After snarling, the street continued to growl deep in its throat—it had two lower levels. The growl was composed of the hum of electrics, the subterranean rumble of heavier traffic, the yak-yak of competing vocal advertisements, and the nervous shuffle of feet that was the same when Rome and Babylon were young, but that was intensified here because most of the women's feet were on platforms three to ten inches high.
Neither the growl nor the snarl disturbed Phil. Normally he'd already have had his ear plugs tucked in, his face fixed straight ahead, his eyes nervously questing for hot rods, which were known to jump curbs. But today he simply wanted to drink it all in, to see the things he'd always been blind to, to note the anxious but apathetic expressions on the faces of the pedestrians, to sense the invisible lines of force that, like spider webs or marionette strings, joined them to the space-overflowing advertisements, which ranged from the crisp, "Learn to Break Necks!" and the cute "A Strip-Tease Doll All Your Own!" to the "Why Not Lobotomy?" and the imagination-tantalizing "Glamorize Your Figure with a Sprayed-on Evening Dress! Plasticfabric cures in a jiffy, breathes. No heat, no adhesions! Special forms flare the skirt, shape the bosom! Designed by artists right on your body!"
Lucky seemed no more frightened of the street than Phil. He scampered along close to the base of Skyway Towers' monumental façade, the camouflaging green color of which may have explained why none of the pedestrians took note of him—not that any explanation was needed as to why those walking nerve-bags didn't see things right under their noses!
A gleaming sales-robot veered toward Phil on its silent wheels, but Phil deftly interposed another balloon-suited man between himself and it. The balloon-suited man began to get a slick reducing pill sales talk; evidently the robot had scanned his profile.
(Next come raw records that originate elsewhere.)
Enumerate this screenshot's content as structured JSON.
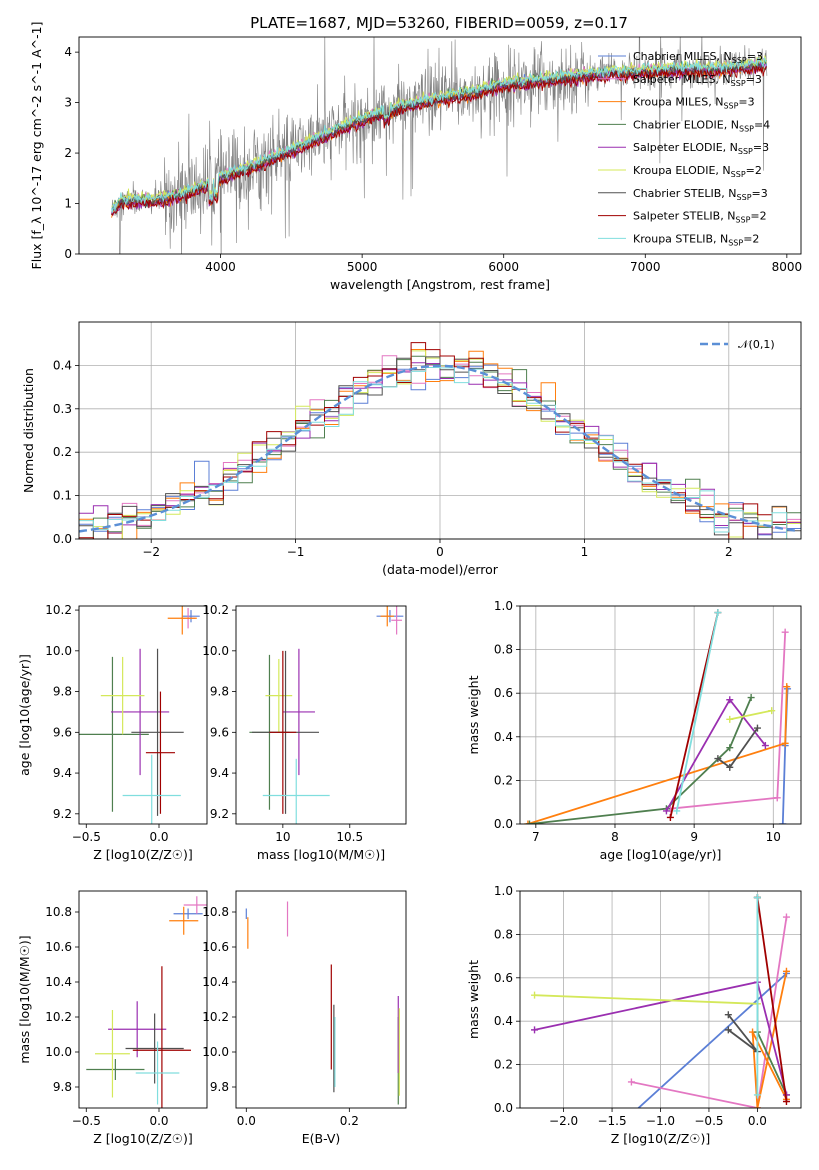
{
  "figure": {
    "title": "PLATE=1687, MJD=53260, FIBERID=0059, z=0.17"
  },
  "series_styles": [
    {
      "name": "Chabrier MILES",
      "nssp": "3",
      "color": "#5b7fd6"
    },
    {
      "name": "Salpeter MILES",
      "nssp": "3",
      "color": "#e377c2"
    },
    {
      "name": "Kroupa MILES",
      "nssp": "3",
      "color": "#ff7f0e"
    },
    {
      "name": "Chabrier ELODIE",
      "nssp": "4",
      "color": "#4f7f4f"
    },
    {
      "name": "Salpeter ELODIE",
      "nssp": "3",
      "color": "#9a2fb0"
    },
    {
      "name": "Kroupa ELODIE",
      "nssp": "2",
      "color": "#d4e85a"
    },
    {
      "name": "Chabrier STELIB",
      "nssp": "3",
      "color": "#505050"
    },
    {
      "name": "Salpeter STELIB",
      "nssp": "2",
      "color": "#a00000"
    },
    {
      "name": "Kroupa STELIB",
      "nssp": "2",
      "color": "#80dede"
    }
  ],
  "chart_data": [
    {
      "id": "spectrum",
      "type": "line",
      "xlabel": "wavelength [Angstrom, rest frame]",
      "ylabel": "Flux [f_λ 10^-17 erg cm^-2 s^-1 A^-1]",
      "xlim": [
        3000,
        8100
      ],
      "ylim": [
        0,
        4.3
      ],
      "xticks": [
        4000,
        5000,
        6000,
        7000,
        8000
      ],
      "yticks": [
        0,
        1,
        2,
        3,
        4
      ],
      "data_color": "#808080",
      "legend_position": "upper-right",
      "continuum": [
        [
          3230,
          0.85
        ],
        [
          3300,
          1.05
        ],
        [
          3500,
          1.05
        ],
        [
          3700,
          1.15
        ],
        [
          3900,
          1.35
        ],
        [
          4000,
          1.5
        ],
        [
          4200,
          1.7
        ],
        [
          4500,
          2.05
        ],
        [
          4700,
          2.3
        ],
        [
          4900,
          2.55
        ],
        [
          5200,
          2.85
        ],
        [
          5500,
          3.05
        ],
        [
          5800,
          3.2
        ],
        [
          6000,
          3.35
        ],
        [
          6300,
          3.45
        ],
        [
          6600,
          3.55
        ],
        [
          6900,
          3.6
        ],
        [
          7200,
          3.65
        ],
        [
          7500,
          3.65
        ],
        [
          7860,
          3.75
        ]
      ],
      "model_offsets": [
        0.0,
        0.05,
        -0.04,
        0.03,
        -0.06,
        0.08,
        -0.02,
        -0.08,
        0.06
      ]
    },
    {
      "id": "residuals",
      "type": "histogram",
      "xlabel": "(data-model)/error",
      "ylabel": "Normed distribution",
      "xlim": [
        -2.5,
        2.5
      ],
      "ylim": [
        0,
        0.5
      ],
      "xticks": [
        -2,
        -1,
        0,
        1,
        2
      ],
      "yticks": [
        0.0,
        0.1,
        0.2,
        0.3,
        0.4
      ],
      "grid": true,
      "legend": [
        {
          "label": "𝒩(0,1)",
          "style": "dashed",
          "color": "#5b8fd6"
        }
      ],
      "bin_width": 0.1
    },
    {
      "id": "age-vs-Z",
      "type": "errorbar",
      "xlabel": "Z [log10(Z/Z☉)]",
      "ylabel": "age  [log10(age/yr)]",
      "xlim": [
        -0.55,
        0.33
      ],
      "ylim": [
        9.15,
        10.22
      ],
      "xticks": [
        -0.5,
        0.0
      ],
      "yticks": [
        9.2,
        9.4,
        9.6,
        9.8,
        10.0,
        10.2
      ],
      "points": [
        {
          "x": 0.22,
          "y": 10.17,
          "xerr": 0.06,
          "yerr": 0.03,
          "s": 0
        },
        {
          "x": 0.2,
          "y": 10.16,
          "xerr": 0.05,
          "yerr": 0.05,
          "s": 1
        },
        {
          "x": 0.16,
          "y": 10.16,
          "xerr": 0.1,
          "yerr": 0.08,
          "s": 2
        },
        {
          "x": -0.32,
          "y": 9.59,
          "xerr": 0.25,
          "yerr": 0.38,
          "s": 3
        },
        {
          "x": -0.13,
          "y": 9.7,
          "xerr": 0.2,
          "yerr": 0.31,
          "s": 4
        },
        {
          "x": -0.25,
          "y": 9.78,
          "xerr": 0.15,
          "yerr": 0.19,
          "s": 5
        },
        {
          "x": -0.01,
          "y": 9.6,
          "xerr": 0.18,
          "yerr": 0.41,
          "s": 6
        },
        {
          "x": 0.01,
          "y": 9.5,
          "xerr": 0.1,
          "yerr": 0.3,
          "s": 7
        },
        {
          "x": -0.05,
          "y": 9.29,
          "xerr": 0.2,
          "yerr": 0.2,
          "s": 8
        }
      ]
    },
    {
      "id": "age-vs-mass",
      "type": "errorbar",
      "xlabel": "mass [log10(M/M☉)]",
      "ylabel": "",
      "xlim": [
        9.65,
        10.92
      ],
      "ylim": [
        9.15,
        10.22
      ],
      "xticks": [
        10.0,
        10.5
      ],
      "yticks": [
        9.2,
        9.4,
        9.6,
        9.8,
        10.0,
        10.2
      ],
      "points": [
        {
          "x": 10.8,
          "y": 10.17,
          "xerr": 0.1,
          "yerr": 0.03,
          "s": 0
        },
        {
          "x": 10.85,
          "y": 10.15,
          "xerr": 0.04,
          "yerr": 0.07,
          "s": 1
        },
        {
          "x": 10.78,
          "y": 10.17,
          "xerr": 0.05,
          "yerr": 0.05,
          "s": 2
        },
        {
          "x": 9.9,
          "y": 9.6,
          "xerr": 0.15,
          "yerr": 0.38,
          "s": 3
        },
        {
          "x": 10.12,
          "y": 9.7,
          "xerr": 0.12,
          "yerr": 0.31,
          "s": 4
        },
        {
          "x": 9.97,
          "y": 9.78,
          "xerr": 0.1,
          "yerr": 0.18,
          "s": 5
        },
        {
          "x": 10.02,
          "y": 9.6,
          "xerr": 0.25,
          "yerr": 0.4,
          "s": 6
        },
        {
          "x": 10.0,
          "y": 9.6,
          "xerr": 0.1,
          "yerr": 0.4,
          "s": 7
        },
        {
          "x": 10.1,
          "y": 9.29,
          "xerr": 0.25,
          "yerr": 0.18,
          "s": 8
        }
      ]
    },
    {
      "id": "weight-vs-age",
      "type": "line",
      "xlabel": "age  [log10(age/yr)]",
      "ylabel": "mass weight",
      "xlim": [
        6.8,
        10.35
      ],
      "ylim": [
        0,
        1.0
      ],
      "xticks": [
        7,
        8,
        9,
        10
      ],
      "yticks": [
        0.0,
        0.2,
        0.4,
        0.6,
        0.8,
        1.0
      ],
      "grid": true,
      "series": [
        {
          "s": 0,
          "points": [
            [
              10.12,
              0.0
            ],
            [
              10.15,
              0.36
            ],
            [
              10.18,
              0.62
            ]
          ]
        },
        {
          "s": 1,
          "points": [
            [
              8.7,
              0.07
            ],
            [
              10.05,
              0.12
            ],
            [
              10.15,
              0.88
            ]
          ]
        },
        {
          "s": 2,
          "points": [
            [
              6.9,
              0.0
            ],
            [
              10.15,
              0.37
            ],
            [
              10.17,
              0.63
            ]
          ]
        },
        {
          "s": 3,
          "points": [
            [
              6.92,
              0.0
            ],
            [
              8.65,
              0.07
            ],
            [
              9.45,
              0.35
            ],
            [
              9.72,
              0.58
            ]
          ]
        },
        {
          "s": 4,
          "points": [
            [
              8.65,
              0.06
            ],
            [
              9.45,
              0.57
            ],
            [
              9.9,
              0.36
            ]
          ]
        },
        {
          "s": 5,
          "points": [
            [
              9.45,
              0.48
            ],
            [
              9.98,
              0.52
            ]
          ]
        },
        {
          "s": 6,
          "points": [
            [
              9.3,
              0.3
            ],
            [
              9.45,
              0.26
            ],
            [
              9.8,
              0.44
            ]
          ]
        },
        {
          "s": 7,
          "points": [
            [
              8.7,
              0.03
            ],
            [
              9.3,
              0.97
            ]
          ]
        },
        {
          "s": 8,
          "points": [
            [
              8.78,
              0.06
            ],
            [
              9.3,
              0.97
            ]
          ]
        }
      ]
    },
    {
      "id": "mass-vs-Z",
      "type": "errorbar",
      "xlabel": "Z [log10(Z/Z☉)]",
      "ylabel": "mass [log10(M/M☉)]",
      "xlim": [
        -0.55,
        0.33
      ],
      "ylim": [
        9.68,
        10.92
      ],
      "xticks": [
        -0.5,
        0.0
      ],
      "yticks": [
        9.8,
        10.0,
        10.2,
        10.4,
        10.6,
        10.8
      ],
      "points": [
        {
          "x": 0.2,
          "y": 10.79,
          "xerr": 0.1,
          "yerr": 0.03,
          "s": 0
        },
        {
          "x": 0.26,
          "y": 10.84,
          "xerr": 0.09,
          "yerr": 0.05,
          "s": 1
        },
        {
          "x": 0.17,
          "y": 10.75,
          "xerr": 0.1,
          "yerr": 0.08,
          "s": 2
        },
        {
          "x": -0.3,
          "y": 9.9,
          "xerr": 0.2,
          "yerr": 0.06,
          "s": 3
        },
        {
          "x": -0.15,
          "y": 10.13,
          "xerr": 0.2,
          "yerr": 0.16,
          "s": 4
        },
        {
          "x": -0.32,
          "y": 9.99,
          "xerr": 0.12,
          "yerr": 0.25,
          "s": 5
        },
        {
          "x": -0.03,
          "y": 10.02,
          "xerr": 0.2,
          "yerr": 0.2,
          "s": 6
        },
        {
          "x": 0.02,
          "y": 10.01,
          "xerr": 0.2,
          "yerr": 0.48,
          "s": 7
        },
        {
          "x": -0.01,
          "y": 9.88,
          "xerr": 0.15,
          "yerr": 0.18,
          "s": 8
        }
      ]
    },
    {
      "id": "mass-vs-EBV",
      "type": "errorbar",
      "xlabel": "E(B-V)",
      "ylabel": "",
      "xlim": [
        -0.02,
        0.31
      ],
      "ylim": [
        9.68,
        10.92
      ],
      "xticks": [
        0.0,
        0.2
      ],
      "yticks": [
        9.8,
        10.0,
        10.2,
        10.4,
        10.6,
        10.8
      ],
      "points": [
        {
          "x": 0.0,
          "y": 10.79,
          "xerr": 0.0,
          "yerr": 0.03,
          "s": 0
        },
        {
          "x": 0.08,
          "y": 10.76,
          "xerr": 0.0,
          "yerr": 0.1,
          "s": 1
        },
        {
          "x": 0.003,
          "y": 10.68,
          "xerr": 0.0,
          "yerr": 0.09,
          "s": 2
        },
        {
          "x": 0.295,
          "y": 9.95,
          "xerr": 0.0,
          "yerr": 0.25,
          "s": 3
        },
        {
          "x": 0.295,
          "y": 10.1,
          "xerr": 0.0,
          "yerr": 0.22,
          "s": 4
        },
        {
          "x": 0.297,
          "y": 10.0,
          "xerr": 0.0,
          "yerr": 0.25,
          "s": 5
        },
        {
          "x": 0.17,
          "y": 10.02,
          "xerr": 0.0,
          "yerr": 0.25,
          "s": 6
        },
        {
          "x": 0.165,
          "y": 10.2,
          "xerr": 0.0,
          "yerr": 0.3,
          "s": 7
        },
        {
          "x": 0.172,
          "y": 10.0,
          "xerr": 0.0,
          "yerr": 0.2,
          "s": 8
        }
      ]
    },
    {
      "id": "weight-vs-Z",
      "type": "line",
      "xlabel": "Z [log10(Z/Z☉)]",
      "ylabel": "mass weight",
      "xlim": [
        -2.45,
        0.45
      ],
      "ylim": [
        0,
        1.0
      ],
      "xticks": [
        -2.0,
        -1.5,
        -1.0,
        -0.5,
        0.0
      ],
      "yticks": [
        0.0,
        0.2,
        0.4,
        0.6,
        0.8,
        1.0
      ],
      "grid": true,
      "series": [
        {
          "s": 0,
          "points": [
            [
              -1.35,
              -0.05
            ],
            [
              0.3,
              0.62
            ]
          ]
        },
        {
          "s": 1,
          "points": [
            [
              -1.3,
              0.12
            ],
            [
              0.0,
              0.0
            ],
            [
              0.3,
              0.88
            ]
          ]
        },
        {
          "s": 2,
          "points": [
            [
              0.3,
              0.63
            ],
            [
              0.0,
              0.0
            ],
            [
              -0.05,
              0.35
            ],
            [
              0.3,
              0.04
            ]
          ]
        },
        {
          "s": 3,
          "points": [
            [
              0.0,
              0.97
            ],
            [
              0.0,
              0.35
            ],
            [
              0.3,
              0.06
            ]
          ]
        },
        {
          "s": 4,
          "points": [
            [
              -2.3,
              0.36
            ],
            [
              0.0,
              0.58
            ],
            [
              0.3,
              0.06
            ]
          ]
        },
        {
          "s": 5,
          "points": [
            [
              -2.3,
              0.52
            ],
            [
              0.0,
              0.48
            ]
          ]
        },
        {
          "s": 6,
          "points": [
            [
              -0.3,
              0.43
            ],
            [
              0.0,
              0.26
            ],
            [
              -0.3,
              0.36
            ]
          ]
        },
        {
          "s": 7,
          "points": [
            [
              0.0,
              0.97
            ],
            [
              0.3,
              0.03
            ]
          ]
        },
        {
          "s": 8,
          "points": [
            [
              0.0,
              0.97
            ],
            [
              0.0,
              0.06
            ]
          ]
        }
      ]
    }
  ]
}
Phil hurried around the corner after Lucky, who had turned down garish Opperly Avenue.
As if he had picked up a scent, Lucky abruptly left the wall, glided across the sidewalk and padded across Opperly Avenue between the passing cars. Phil followed, not without a certain heart pounding, but with no real anxieties. Something allowed him to sense easily the intentions of all the cars in the block—dodging them was almost fun.
He reached the opposite curb a good five feet ahead of a playful youth in a jalopy with a tin body like a space jeep scribbled over with such signs as "Oh, You Venusian!" and "Girls beware—escape speed zero." Effortlessly recovering his breath, Phil found himself facing an ornate cave mouth flanked with old-fashioned fluorescent posters, the largest lettering on which read: "TONIGHT! Juno Jones, the Man-Maiming Amazon vs. Dwarf Zubek, the Bone-Crushing Misogynist."
But he had no time to read the rest of the bill, for Lucky was dancing up the broad corridor lined with giant stereographs of menacing, half-naked men and women, looking in the dim light like genies freshly materialized from smoke.
Ordinarily Phil would have felt a certain amount of disgust mixed with fear and uneasy fascination at entering, or even passing, a wrestling palace specializing in male-female, but today it seemed simply a part of life. It never occurred to him not to follow Lucky.
Just short of some turnstiles and a robot ticket taker lost in shadows, a side corridor spilled light. Lucky whisked into it. Phil had barely rounded the corner after him when a long, handless, boneless gray arm shot out of the wall and slapped itself firmly against Phil's middle.
"Where you think you're going, Mack?" a voice rasped from the wall. "On your way." And it gave him a quick shove toward the ticket taker.